By the time the 1960 Presidential election approached, both political parties had become aware that the racial issue could not be ignored. In several Northern states, Afro-Americans held the balance of power in close elections. Also, by that year, over a million Afro-Americans had become eligible to vote in the Southern states. John F. Kennedy, the Democratic candidate, easily out-maneuvered his Republican opponent, Richard M. Nixon, in the search for Afro-American votes. Kennedy had projected an image of aggressive idealism which captured the imagination of white liberals and of Afro-Americans.
The move which guaranteed the support of most Afro-Americans for Kennedy came in October, a mere three weeks before the election. Martin Luther King, Jr., and several other Negroes had been arrested in Atlanta, Georgia, for staging a sit-in at a department store restaurant. While the others were released, King was sentenced to four months at hard labor. Kennedy immediately telephoned his sympathy to Mrs. King. Meanwhile, his brother and campaign manager, Robert Kennedy, telephoned the judge who had sentenced him and pleaded for his release. The next day, King was freed. The news was carefully and systematically spread throughout the entire Afro-American community. When Kennedy defeated Nixon in November, Afro-Americans believed that their vote had been the deciding factor in the close victory.
Two months after Kennedy took office, C.O.R.E., under the leadership of James Farmer, began an intensive campaign, involving "freedom rides." Scores ind scores of whites and blacks were recruited from Northern cities and sent throughout the South to test the state of desegregation of travel facilities as well as of waiting rooms and restaurants. As the campaign reached a climax, Attorney General Robert Kennedy became annoyed with its intensity. Apparently, he had hoped that the direct actionists would wait for the new Administration to take the lead in Civil Rights. Instead, they chose to try to make the new Administration live up to the image which it had projected. Kennedy requested a cooling-off period, but the freedom riders would not listen. But when the freedom riders were attacked in Montgomery, Alabama, without receiving adequate local police protection, Kennedy sent six hundred federal marshals to escort them on the rest of their pilgrimage.

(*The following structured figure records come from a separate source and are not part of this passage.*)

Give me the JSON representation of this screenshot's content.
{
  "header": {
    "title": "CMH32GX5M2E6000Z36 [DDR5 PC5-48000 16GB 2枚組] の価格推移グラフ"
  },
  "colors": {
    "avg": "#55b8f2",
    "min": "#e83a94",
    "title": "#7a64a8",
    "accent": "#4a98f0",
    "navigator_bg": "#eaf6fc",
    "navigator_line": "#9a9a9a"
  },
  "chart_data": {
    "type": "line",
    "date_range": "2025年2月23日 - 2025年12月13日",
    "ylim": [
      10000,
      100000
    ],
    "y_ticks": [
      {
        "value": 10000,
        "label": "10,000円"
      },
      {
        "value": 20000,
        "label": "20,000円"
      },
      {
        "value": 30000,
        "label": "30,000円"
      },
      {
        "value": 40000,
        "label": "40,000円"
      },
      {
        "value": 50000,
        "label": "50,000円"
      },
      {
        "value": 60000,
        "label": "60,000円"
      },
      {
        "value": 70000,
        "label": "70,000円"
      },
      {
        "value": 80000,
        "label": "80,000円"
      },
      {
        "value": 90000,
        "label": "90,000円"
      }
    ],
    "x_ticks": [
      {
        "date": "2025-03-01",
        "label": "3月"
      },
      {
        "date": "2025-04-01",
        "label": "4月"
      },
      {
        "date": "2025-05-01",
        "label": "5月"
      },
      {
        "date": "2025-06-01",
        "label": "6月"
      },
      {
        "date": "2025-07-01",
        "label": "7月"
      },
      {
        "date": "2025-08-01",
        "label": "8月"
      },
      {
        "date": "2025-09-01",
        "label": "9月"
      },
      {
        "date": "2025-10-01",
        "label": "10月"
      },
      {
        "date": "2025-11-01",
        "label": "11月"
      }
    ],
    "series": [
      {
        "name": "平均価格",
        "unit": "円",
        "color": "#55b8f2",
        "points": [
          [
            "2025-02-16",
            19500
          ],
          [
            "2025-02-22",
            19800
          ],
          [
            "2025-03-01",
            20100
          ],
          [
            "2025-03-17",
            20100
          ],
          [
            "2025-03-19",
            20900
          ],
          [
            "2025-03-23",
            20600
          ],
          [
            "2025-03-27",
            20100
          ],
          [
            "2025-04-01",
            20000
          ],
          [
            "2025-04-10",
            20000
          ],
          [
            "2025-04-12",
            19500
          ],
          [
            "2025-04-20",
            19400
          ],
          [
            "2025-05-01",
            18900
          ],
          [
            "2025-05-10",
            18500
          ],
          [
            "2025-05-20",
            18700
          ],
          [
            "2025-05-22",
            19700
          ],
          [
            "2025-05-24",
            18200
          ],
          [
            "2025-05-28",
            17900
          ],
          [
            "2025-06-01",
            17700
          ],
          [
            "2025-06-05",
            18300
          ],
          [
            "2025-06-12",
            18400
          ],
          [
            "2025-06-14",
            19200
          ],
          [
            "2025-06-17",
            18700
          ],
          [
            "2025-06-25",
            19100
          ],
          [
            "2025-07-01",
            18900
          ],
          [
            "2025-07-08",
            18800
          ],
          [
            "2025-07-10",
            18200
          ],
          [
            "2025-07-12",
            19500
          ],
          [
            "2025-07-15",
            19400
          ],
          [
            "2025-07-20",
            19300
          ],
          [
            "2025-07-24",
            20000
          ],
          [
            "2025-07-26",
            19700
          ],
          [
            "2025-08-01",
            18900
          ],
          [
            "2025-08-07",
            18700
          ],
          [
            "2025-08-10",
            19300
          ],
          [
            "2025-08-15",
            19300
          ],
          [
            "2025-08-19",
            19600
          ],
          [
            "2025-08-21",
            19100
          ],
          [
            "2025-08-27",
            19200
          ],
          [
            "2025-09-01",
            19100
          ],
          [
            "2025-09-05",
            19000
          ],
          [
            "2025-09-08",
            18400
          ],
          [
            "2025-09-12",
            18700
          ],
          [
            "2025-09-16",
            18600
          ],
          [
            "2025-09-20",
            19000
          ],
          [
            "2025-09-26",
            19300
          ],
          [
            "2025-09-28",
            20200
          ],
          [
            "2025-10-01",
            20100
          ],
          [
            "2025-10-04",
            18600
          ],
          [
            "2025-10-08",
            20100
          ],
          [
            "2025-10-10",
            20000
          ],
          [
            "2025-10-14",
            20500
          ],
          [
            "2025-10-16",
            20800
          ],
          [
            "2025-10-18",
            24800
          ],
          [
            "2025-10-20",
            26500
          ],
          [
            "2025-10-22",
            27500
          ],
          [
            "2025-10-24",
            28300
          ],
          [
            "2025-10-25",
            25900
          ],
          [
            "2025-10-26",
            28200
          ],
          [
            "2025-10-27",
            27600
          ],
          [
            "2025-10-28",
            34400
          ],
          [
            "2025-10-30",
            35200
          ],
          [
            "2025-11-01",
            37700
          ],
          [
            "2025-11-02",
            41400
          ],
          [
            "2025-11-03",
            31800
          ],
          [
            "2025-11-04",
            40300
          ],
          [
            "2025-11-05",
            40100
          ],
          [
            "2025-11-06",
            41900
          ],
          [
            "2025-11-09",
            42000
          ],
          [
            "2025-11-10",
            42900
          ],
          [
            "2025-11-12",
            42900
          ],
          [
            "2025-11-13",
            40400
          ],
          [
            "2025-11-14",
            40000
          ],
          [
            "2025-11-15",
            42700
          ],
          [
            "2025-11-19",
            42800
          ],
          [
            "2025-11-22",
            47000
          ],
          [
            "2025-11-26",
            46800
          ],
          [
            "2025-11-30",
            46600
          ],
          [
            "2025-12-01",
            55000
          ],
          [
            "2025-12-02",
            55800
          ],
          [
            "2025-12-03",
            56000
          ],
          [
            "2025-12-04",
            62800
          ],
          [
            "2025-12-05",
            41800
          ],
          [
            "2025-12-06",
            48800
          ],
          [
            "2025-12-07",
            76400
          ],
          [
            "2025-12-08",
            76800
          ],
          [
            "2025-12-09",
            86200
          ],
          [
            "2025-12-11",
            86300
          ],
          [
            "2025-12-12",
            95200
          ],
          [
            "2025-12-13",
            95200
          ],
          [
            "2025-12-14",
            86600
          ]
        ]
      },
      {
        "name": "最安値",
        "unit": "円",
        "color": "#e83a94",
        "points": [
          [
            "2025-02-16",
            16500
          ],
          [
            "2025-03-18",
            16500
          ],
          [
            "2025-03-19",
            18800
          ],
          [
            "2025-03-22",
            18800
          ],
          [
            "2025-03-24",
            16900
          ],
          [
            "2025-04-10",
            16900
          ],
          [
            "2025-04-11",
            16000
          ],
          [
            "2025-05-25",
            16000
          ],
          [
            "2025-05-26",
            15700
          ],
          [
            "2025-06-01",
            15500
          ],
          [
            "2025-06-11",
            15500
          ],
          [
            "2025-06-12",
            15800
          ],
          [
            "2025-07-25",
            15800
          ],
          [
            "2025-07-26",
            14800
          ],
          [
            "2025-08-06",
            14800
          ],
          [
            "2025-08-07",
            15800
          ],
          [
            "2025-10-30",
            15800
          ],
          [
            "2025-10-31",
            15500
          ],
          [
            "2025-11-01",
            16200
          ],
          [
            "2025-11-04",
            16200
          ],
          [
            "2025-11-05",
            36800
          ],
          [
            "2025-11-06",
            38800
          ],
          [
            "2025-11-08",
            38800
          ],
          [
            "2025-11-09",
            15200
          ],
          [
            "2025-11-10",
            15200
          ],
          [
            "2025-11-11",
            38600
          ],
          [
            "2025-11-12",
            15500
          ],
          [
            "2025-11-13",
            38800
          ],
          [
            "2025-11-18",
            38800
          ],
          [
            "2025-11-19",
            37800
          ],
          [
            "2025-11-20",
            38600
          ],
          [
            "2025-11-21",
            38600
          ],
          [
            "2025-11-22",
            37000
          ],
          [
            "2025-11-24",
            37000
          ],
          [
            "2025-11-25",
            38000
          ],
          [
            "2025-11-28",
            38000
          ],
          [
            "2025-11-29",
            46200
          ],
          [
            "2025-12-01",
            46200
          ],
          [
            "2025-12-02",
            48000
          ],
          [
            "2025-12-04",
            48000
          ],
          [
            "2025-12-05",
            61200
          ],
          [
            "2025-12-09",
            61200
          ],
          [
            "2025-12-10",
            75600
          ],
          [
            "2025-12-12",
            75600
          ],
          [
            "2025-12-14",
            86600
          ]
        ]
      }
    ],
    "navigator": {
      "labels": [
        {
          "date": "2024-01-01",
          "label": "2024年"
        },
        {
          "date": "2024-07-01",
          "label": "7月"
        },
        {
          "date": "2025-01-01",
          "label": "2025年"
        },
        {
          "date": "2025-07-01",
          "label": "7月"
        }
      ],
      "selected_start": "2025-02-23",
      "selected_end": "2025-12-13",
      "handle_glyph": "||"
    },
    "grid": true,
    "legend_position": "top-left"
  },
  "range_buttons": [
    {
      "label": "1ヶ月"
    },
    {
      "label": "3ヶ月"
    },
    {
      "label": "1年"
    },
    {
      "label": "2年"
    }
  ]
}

The year 1963 was a target date for the Civil Rights Movement. It was the centennial of the Emancipation Proclamation, and the Movement adopted the motto, "free in '63." In the spring, the S.C.L.C. spearheaded a massive campaign in Birmingham for desegregation and fair employment. Marches occurred almost daily. The marchers maintained their nonviolent tactics in the face of many arrests and much intimidation. In May, when the police resorted to the use of dogs and high-pressure water hoses, the nation and the world were shocked, Sympathy demonstrations occurred in dozens of cities all across the country, and expressions of indignation resounded from all around the world. In June, the head of Mississippi's N.A.A.C.P., Medgar Evers, was shot in the back outside his home and killed. Scores of sympathy demonstrations again reverberated throughout the country. Violence in the South was on the increase.